On December 29, 2022, Biden signed H.R.2617, the Consolidated Appropriations Act of 2023, into law. Hidden within this appropriations bill are several retirement provisions under the section named “Division T – The SECURE 2.0 Act of 2022” (PDF Page 817).
In this series, I am reviewing the major changes created by this act. This article is about “SEC. 124. MODIFICATION OF AGE REQUIREMENT FOR QUALIFIED ABLE PROGRAMS” (PDF Page 856).
ABLE savings accounts (short for “Achieving a Better Life Experience savings accounts”) allow people with disabilities to save and invest while maintaining eligibility for most state and federal aid. In addition, ABLE accounts offer tax-advantaged saving and investing, which are superior to the taxation of special needs trusts.

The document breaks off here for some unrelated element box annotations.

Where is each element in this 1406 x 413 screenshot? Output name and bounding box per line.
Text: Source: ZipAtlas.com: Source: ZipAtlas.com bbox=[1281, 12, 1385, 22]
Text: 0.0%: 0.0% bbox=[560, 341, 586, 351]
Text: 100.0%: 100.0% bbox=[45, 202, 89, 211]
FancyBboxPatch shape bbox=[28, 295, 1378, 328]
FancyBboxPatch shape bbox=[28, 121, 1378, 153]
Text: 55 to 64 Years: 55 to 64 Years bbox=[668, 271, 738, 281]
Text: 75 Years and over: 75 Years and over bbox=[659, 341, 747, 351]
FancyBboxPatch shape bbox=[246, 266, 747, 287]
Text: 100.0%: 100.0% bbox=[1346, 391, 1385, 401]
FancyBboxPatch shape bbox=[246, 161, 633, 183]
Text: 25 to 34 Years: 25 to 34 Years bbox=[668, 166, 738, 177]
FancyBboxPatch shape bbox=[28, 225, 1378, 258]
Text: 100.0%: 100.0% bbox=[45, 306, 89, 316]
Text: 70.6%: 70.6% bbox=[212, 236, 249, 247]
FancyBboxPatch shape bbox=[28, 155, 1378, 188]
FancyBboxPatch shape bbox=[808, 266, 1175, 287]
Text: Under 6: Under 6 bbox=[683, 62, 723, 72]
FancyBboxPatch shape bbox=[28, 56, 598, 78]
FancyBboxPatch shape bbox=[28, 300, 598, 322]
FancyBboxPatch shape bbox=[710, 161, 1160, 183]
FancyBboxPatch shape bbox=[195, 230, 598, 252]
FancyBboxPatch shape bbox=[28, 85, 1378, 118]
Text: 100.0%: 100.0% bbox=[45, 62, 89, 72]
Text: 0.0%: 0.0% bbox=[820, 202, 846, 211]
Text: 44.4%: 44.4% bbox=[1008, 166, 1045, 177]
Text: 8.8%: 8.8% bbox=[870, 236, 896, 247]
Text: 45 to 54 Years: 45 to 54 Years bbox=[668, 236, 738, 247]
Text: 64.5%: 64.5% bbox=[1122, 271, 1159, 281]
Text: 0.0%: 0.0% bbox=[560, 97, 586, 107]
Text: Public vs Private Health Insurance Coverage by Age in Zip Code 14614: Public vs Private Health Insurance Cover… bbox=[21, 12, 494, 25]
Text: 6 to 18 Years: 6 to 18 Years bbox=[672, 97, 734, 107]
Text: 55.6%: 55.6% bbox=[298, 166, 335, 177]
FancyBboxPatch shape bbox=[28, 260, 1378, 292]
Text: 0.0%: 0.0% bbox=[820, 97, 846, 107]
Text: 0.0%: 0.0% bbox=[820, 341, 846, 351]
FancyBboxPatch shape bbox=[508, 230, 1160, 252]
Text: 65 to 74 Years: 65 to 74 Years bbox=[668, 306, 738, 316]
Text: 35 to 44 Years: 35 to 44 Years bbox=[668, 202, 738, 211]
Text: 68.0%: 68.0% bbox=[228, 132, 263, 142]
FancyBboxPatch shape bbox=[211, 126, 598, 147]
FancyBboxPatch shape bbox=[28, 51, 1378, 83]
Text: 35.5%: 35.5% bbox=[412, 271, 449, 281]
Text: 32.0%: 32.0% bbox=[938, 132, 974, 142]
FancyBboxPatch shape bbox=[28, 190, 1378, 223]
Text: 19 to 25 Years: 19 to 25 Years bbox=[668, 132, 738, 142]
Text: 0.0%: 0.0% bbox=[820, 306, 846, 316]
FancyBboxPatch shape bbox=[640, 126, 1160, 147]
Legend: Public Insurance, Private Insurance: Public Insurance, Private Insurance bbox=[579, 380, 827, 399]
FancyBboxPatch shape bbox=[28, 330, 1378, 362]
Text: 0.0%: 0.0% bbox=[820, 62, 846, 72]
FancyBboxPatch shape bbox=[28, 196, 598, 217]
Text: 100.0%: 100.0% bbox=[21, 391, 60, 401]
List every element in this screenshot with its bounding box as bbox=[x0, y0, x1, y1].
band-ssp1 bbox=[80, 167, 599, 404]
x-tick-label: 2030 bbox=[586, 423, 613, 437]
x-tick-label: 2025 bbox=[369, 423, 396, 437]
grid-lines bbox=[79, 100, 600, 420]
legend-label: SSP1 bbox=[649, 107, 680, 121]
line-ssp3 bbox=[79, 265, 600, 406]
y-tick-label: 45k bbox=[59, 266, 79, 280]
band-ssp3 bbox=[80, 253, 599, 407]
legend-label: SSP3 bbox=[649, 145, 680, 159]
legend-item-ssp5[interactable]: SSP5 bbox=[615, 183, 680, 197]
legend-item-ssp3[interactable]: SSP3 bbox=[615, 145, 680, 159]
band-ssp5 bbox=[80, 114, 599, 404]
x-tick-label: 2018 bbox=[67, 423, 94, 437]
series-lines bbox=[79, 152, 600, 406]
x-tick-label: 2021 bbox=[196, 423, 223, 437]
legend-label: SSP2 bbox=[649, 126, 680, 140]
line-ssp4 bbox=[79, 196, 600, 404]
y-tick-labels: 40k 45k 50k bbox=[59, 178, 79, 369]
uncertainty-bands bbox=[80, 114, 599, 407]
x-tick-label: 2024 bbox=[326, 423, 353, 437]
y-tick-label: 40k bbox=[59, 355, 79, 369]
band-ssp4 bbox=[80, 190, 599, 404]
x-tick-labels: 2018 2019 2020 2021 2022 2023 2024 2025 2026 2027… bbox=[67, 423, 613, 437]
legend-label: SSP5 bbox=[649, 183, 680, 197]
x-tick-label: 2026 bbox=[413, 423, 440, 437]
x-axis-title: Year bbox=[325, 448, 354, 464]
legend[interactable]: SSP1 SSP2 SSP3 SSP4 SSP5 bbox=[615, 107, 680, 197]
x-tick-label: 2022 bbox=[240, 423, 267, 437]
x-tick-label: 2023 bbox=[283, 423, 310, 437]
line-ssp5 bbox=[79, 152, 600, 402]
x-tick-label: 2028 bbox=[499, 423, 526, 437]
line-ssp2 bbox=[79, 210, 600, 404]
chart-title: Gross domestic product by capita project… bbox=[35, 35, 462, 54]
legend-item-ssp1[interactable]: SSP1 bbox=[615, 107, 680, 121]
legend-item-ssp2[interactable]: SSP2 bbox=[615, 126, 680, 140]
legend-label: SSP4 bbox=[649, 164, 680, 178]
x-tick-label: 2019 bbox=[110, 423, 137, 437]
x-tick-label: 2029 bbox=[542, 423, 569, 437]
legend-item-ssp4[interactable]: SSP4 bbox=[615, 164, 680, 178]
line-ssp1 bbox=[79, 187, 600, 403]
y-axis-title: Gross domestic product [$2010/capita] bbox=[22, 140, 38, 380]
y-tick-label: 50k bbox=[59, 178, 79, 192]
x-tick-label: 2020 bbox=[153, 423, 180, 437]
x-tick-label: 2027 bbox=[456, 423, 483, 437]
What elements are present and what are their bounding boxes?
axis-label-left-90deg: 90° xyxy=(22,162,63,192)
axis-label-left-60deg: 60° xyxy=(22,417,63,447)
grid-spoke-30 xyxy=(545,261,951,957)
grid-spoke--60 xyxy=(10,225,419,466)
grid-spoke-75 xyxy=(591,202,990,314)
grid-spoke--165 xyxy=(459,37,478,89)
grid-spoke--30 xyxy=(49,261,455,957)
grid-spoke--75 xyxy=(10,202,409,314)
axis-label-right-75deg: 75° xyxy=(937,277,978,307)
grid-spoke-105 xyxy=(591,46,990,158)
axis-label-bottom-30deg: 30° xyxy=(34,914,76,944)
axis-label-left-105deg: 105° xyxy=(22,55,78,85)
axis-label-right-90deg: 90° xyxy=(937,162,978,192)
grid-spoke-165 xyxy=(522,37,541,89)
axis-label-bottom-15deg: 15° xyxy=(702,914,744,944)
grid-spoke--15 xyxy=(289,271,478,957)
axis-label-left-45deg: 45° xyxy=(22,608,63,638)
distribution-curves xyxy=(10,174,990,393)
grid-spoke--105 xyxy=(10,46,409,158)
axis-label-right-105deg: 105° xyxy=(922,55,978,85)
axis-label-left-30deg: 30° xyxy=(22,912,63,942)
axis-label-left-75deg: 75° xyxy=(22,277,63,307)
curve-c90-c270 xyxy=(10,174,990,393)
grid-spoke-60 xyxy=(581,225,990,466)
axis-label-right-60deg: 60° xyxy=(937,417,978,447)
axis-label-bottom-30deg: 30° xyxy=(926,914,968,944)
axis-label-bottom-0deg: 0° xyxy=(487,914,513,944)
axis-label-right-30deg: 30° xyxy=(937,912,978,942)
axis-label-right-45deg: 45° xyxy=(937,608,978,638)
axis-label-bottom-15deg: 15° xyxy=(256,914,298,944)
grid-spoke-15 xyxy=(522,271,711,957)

Prior to this amendment, ABLE accounts could only be opened for a beneficiary who became blind or disabled before age 26. This amendment raises that age to 46 starting in 2026.
This means that those who are disabled later in life, for example veterans disabled in military service, can still qualify for this tax-savings vehicle.
The full text of this amendment is:
SEC. 124. MODIFICATION OF AGE REQUIREMENT FOR QUALIFIED ABLE PROGRAMS.
(a) IN GENERAL.—Section 529A(e) is amended by striking ‘‘age 26’’ each place it appears in paragraphs (1)(A) and (2)(A)(i)(II)
and inserting ‘‘age 46’’.(b) EFFECTIVE DATE.—The amendments made by this section shall apply to taxable years beginning after December 31, 2025.